Microsoft just announced that it will be paying $8.5 billion for Skype. It is the largest purchase ever for Microsoft, who in recent years avoided big ticket acquisitions since the lackluster results of its purchases of adQuantive and Danger (the makers of the sidekick phone, which gave Microsoft the flop known as the Kin).
Microsoft was bidding against Google (who bid less than half of Microsoft’s price) and Facebook. In some respects, Facebook is seen by some as a winner in the deal. Since Facebook has a strategic partnership with Microsoft already, there is a good chance that it might get the voice integrated features to beef up its site while having Microsoft front the cash and R&D.
But was it worth over eight billion dollars? If not, how can Microsoft make it so that it is?
Currently, Skype has eight million paying subscribers. So a rough shift of the decimal-point indicates that Microsoft is paying about a thousand dollars for every Skype subscriber, most of which pay thirty dollars per year. Yes, those numbers don’t make sense. So Microsoft has to get a lot more people paying that thirty dollars per year since price increases with the exiting customer base will never get to an economic acquisition. Here are some possibilities:
- Facebook’s half billion registered users, half of which log in daily, is a good start. The social nature of Facebook makes adding voice and video features a good fit. Will the typical Facebook user be interested in spending $30 a year for extra voice/video features? With the right capabilities, the chances might be good.
- Windows Live Messenger also has a huge user base. In a typical month, the service hosts 230 million voice and video conversations. But the Windows Live user base currently pays nothing. One thing that has proven very hard in the Internet era is getting people who are used to paying nothing to upgrade to the ‘premium’ version. Still, Skype has something to offer them such as voice mail and calling to outside numbers.
But these two possibilities are just a matter of finding new customers from existing bases.

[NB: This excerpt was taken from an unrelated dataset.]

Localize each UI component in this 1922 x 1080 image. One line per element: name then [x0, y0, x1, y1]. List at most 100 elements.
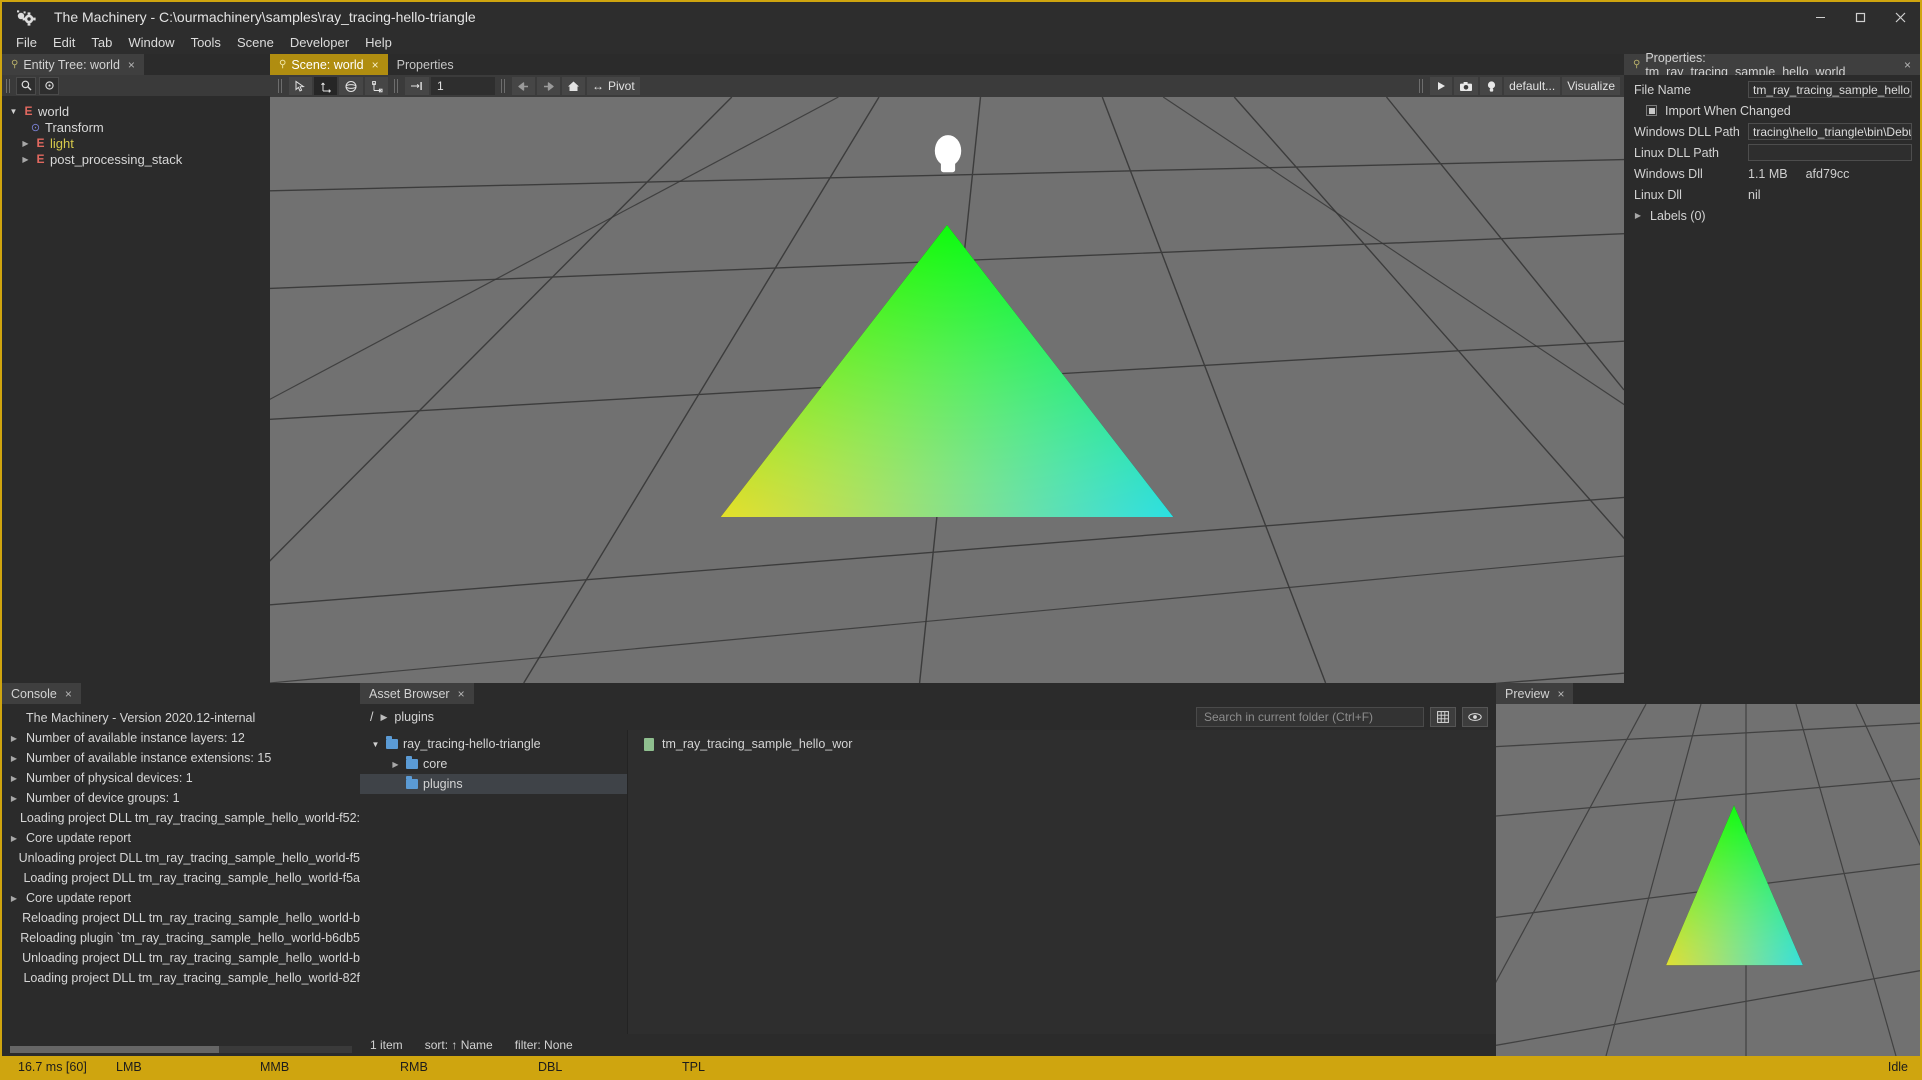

To really make the acquisition worth $8.5 billion, you need to create synergy to enable a whole new business line. I thinking of the global cloud-based PBX that everybody belongs to and you access from any device. Whether you are on your phone or tablet or at your desk or sitting on your couch in front of your Kinect, you access the same combined voice/video/email message center and participate in joint conversations with people anywhere who themselves might be at their phone or tablet or desk or living room. While Skype’s current features are nice, they don’t measure up to everything a full PBX can do with routing, conferencing, forwarding, etc. Many will not want these functions, but some will be willing to pay more for them.
Unified communications vendors have been pushing this vision for years, but were limited by the boundaries of a single enterprise. By using cloud computing, that barrier is removed. And with Exchange and Linc Server (formerly known as Microsoft Communications Server), Microsoft has the back-end software technology and experience in building and running big data centers.
While it is hardly automatic, Microsoft has an opening to make Skype into something far bigger than what it currently is. If so, $8.5 billion may be a reasonable price.